At the time the States decided to put the oil in the quarry on the Chouet headland - where it has remained.

Mr George works for the Guernsey Society for the Prevention of Cruelty to Animals, which operates the animal shelter in St Andrew.

'Countless birds'

He said in his job he has regularly rescued birds, which have become trapped in the oil when they land in the quarry, but he was often too late and many had to be put down.

He criticised the States for allowing "countless birds to become oiled every year" and said he wanted it to sort out what he calls a "disgrace".

The campaigners have highlighted the cause by publishing pictures of oiled and dead birds on social networking website Facebook.

In a statement the public services department said bioremediation was installed at the Torrey Canyon Quarry in 2008 to treat the oil-contaminated water.

It said: "The process involved the use of a mixture of selectively beneficial micro-organisms and enzymes to break down oil and produce carbon dioxide and water.

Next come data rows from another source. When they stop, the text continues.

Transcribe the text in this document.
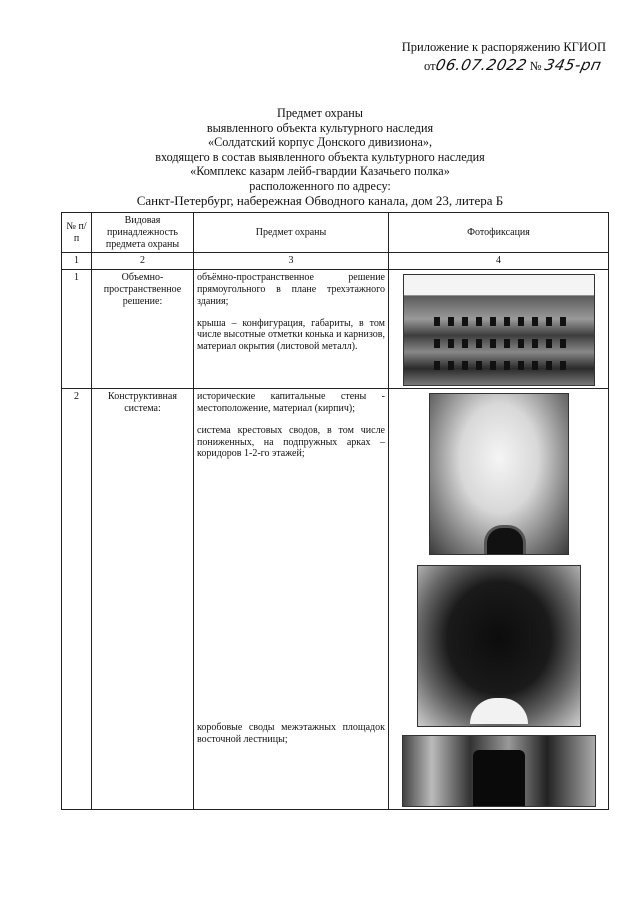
Приложение к распоряжению КГИОП
от06.07.2022 № 345-рп
Предмет охраны
выявленного объекта культурного наследия
«Солдатский корпус Донского дивизиона»,
входящего в состав выявленного объекта культурного наследия
«Комплекс казарм лейб-гвардии Казачьего полка»
расположенного по адресу:
Санкт-Петербург, набережная Обводного канала, дом 23, литера Б
№ п/п	Видовая принадлежность предмета охраны	Предмет охраны	Фотофиксация
1	2	3	4
1	Объемно-пространственное решение:	объёмно-пространственное решение прямоугольного в плане трехэтажного здания;
крыша – конфигурация, габариты, в том числе высотные отметки конька и карнизов, материал окрытия (листовой металл).	

2	Конструктивная система:	исторические капитальные стены - местоположение, материал (кирпич);
система крестовых сводов, в том числе пониженных, на подпружных арках – коридоров 1-2-го этажей;
коробовые своды межэтажных площадок восточной лестницы;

"The treatment, which is most effective in the summer, removes oil from the surface of the water and breaks down oil trapped in sediment on the bottom."

It said an extension of the treatment over the next year should finally rid the quarry completely of oil pollution.

Torrey Canyon disaster

The Torrey Canyon struck Pollard's Rock in the Seven Stones reef, between the Cornish mainland and the Scilly Isles, on 18 March 1967.

It was capable of carrying a cargo of 120,000 tons of crude oil.

After unsuccessful attempts were made to float the ship off the reef the RAF and the Royal Navy bombed it in an attempt to sink it, burn off the slick and reduce the oil spilling from it.

After two days of bombing it broke apart and sank while the oil slick was finally dispersed by the weather.